Dienstag, 18. August 2015

Griechenland-"Rettung": Dritter Akt

Wann kollabiert die Kunstwährung Euro?
Am Mittwoch wird der Deutsche Bundestag wieder einmal über ein Rettungspaket für Griechenland abstimmen, zum dritten Mal, aber garantiert nicht zum letzten Mal. Denn nach dem dritten folgt das vierte Rettungspaket, das der Ex-Finanzminister Peer Steinbrück von der SPD bereits in einer Rede angekündigt hat. Man kann sich das geheuchelte Gejammere der Regierenden schon ausmahlen, die nach der dritten "Rettung" verkünden werden, dass es eine weiter nicht geben werde. 

Das einzig Interessante bei dieser Abstimmungsfarce wird die Zahl der Gegenstimmen innerhalb der CDU/CSU-Fraktion sein. Die Mitglieder der Unions-"Christen"-Fraktion wurden vorsorglich schon einmal vom Fraktionsvorsitzenden Volker Kauder eingeschüchtert durch die Drohung, den Neinsagern vermeintlich wichtige Posten in den Ausschüssen zu entziehen. So unverblümt hat bisher noch nie ein Fraktionsvorsitzender die "Freiheit" des einzelnen Abgeordneten, der angeblich nur seinem "Gewissen" verantwortlich sein soll, ad absurdum geführt. Es scheint als herrschten auch im einem demokratisch gewählten Parlament hinter den Kulissen "stalinistische" Verhältnisse.
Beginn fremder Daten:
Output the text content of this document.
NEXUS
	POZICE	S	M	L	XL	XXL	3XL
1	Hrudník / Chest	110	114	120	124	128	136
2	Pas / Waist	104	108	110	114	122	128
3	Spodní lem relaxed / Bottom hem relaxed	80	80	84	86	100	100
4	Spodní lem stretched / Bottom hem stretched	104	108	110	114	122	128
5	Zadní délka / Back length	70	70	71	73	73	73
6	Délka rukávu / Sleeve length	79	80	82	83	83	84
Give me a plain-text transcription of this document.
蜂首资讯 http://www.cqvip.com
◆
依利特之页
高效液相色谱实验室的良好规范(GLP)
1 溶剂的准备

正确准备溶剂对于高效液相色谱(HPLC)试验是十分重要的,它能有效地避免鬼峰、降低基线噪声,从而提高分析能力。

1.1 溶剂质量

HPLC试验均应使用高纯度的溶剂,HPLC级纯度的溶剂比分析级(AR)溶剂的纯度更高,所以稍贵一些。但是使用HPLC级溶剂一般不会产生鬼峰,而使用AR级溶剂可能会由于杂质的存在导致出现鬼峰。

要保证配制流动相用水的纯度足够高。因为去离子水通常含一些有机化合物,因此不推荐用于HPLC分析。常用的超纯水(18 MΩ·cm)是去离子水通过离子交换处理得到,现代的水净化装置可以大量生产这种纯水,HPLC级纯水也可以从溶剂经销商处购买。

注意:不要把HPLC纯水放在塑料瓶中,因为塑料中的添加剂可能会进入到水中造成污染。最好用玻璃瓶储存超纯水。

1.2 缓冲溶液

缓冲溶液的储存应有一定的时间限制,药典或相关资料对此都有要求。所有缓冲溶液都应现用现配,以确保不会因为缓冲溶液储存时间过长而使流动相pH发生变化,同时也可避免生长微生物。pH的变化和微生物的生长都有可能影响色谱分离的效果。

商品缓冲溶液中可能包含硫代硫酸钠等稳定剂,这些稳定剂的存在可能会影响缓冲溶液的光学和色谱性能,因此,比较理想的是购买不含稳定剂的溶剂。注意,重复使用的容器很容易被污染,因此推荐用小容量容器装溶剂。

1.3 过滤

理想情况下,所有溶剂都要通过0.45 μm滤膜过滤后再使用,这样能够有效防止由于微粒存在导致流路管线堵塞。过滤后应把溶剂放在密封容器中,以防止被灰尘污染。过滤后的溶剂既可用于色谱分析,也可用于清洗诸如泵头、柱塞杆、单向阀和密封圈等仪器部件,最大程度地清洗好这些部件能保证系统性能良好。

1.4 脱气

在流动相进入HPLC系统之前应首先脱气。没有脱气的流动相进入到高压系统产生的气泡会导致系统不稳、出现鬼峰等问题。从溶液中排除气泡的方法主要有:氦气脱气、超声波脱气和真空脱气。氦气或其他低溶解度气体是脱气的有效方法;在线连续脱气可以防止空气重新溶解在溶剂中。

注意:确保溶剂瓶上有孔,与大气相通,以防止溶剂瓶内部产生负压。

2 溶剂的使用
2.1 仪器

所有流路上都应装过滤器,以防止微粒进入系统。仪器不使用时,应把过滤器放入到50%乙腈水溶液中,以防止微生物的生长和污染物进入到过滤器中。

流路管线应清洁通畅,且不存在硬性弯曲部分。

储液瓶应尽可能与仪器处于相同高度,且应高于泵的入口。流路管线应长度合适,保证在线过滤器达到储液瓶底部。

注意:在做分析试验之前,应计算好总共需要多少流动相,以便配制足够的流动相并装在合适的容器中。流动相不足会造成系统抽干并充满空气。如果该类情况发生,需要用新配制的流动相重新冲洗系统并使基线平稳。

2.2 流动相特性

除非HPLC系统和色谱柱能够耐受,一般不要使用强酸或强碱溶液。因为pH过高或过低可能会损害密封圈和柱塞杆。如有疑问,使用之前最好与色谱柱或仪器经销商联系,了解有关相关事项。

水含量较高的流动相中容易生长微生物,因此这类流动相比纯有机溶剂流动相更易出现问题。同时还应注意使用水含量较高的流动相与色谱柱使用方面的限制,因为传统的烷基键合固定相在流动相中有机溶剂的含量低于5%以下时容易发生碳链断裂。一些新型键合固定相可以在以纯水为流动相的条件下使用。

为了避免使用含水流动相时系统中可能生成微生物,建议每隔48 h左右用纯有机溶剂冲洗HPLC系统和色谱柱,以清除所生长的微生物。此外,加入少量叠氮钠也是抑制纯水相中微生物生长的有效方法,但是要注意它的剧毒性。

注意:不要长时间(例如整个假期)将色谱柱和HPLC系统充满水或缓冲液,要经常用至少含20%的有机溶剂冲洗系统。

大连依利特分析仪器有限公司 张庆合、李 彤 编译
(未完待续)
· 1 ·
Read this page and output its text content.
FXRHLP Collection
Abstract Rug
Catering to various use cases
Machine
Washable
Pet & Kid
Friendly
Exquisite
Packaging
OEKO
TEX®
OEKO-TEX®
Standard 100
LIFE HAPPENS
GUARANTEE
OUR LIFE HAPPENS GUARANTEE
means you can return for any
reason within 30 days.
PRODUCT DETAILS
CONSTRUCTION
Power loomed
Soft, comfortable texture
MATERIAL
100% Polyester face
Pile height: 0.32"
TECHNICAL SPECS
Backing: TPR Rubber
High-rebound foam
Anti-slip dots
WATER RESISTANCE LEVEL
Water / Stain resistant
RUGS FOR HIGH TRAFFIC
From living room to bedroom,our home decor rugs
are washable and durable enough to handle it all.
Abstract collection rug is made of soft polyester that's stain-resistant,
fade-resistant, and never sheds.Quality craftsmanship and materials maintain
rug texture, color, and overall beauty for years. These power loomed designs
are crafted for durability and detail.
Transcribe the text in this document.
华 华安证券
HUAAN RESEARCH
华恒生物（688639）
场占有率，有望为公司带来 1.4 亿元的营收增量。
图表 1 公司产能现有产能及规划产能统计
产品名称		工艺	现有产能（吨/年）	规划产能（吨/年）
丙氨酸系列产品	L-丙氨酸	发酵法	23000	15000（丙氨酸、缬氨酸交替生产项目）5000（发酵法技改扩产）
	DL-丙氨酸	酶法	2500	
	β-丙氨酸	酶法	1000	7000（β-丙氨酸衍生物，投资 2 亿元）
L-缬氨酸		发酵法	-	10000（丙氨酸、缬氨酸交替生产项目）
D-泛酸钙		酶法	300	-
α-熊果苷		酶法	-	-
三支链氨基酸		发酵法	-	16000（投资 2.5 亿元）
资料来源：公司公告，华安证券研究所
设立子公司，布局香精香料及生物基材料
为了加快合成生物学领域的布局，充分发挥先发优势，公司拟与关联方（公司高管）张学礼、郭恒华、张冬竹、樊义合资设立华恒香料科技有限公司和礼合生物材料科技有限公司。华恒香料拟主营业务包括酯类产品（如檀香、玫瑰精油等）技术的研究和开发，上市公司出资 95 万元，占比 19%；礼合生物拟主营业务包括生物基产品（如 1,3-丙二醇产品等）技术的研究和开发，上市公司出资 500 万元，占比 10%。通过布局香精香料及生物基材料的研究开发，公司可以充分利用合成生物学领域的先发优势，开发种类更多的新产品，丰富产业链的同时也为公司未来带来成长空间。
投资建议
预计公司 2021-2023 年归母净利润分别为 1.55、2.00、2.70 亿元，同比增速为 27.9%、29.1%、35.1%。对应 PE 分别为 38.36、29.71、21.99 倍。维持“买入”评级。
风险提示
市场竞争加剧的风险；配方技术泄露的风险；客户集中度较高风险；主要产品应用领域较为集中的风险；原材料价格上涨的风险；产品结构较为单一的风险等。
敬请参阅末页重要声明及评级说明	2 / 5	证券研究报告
Mit Regeln, Normen, Recht und Gesetz hat die Griechenland-Retterei noch nie etwas zu tun gehabt. Diese werden nach Gutsherrenart als volatile Größe behandelt, wenn sie denn überhaupt noch respektiert werden. Im Falle Griechenlands findet eine Insolvenzverschleppung gigantischen Ausmaßes statt. Jeder weiterer Kredit würde laut Wirtschaftsrecht als schwere Untreue geahndet werden. Bei einem Unternehmen stünden die Staatsanwälte sofort auf der Matte. Der Bevölkerung wird zum wiederholten Male eine Mogelpackung verkauft, die angeblich den deutschen Steuerzahler gar nichts kosten soll. Warum stimmen die Abgeordneten wider besseres Wissen dieser Mogelpackung überhaupt zu? 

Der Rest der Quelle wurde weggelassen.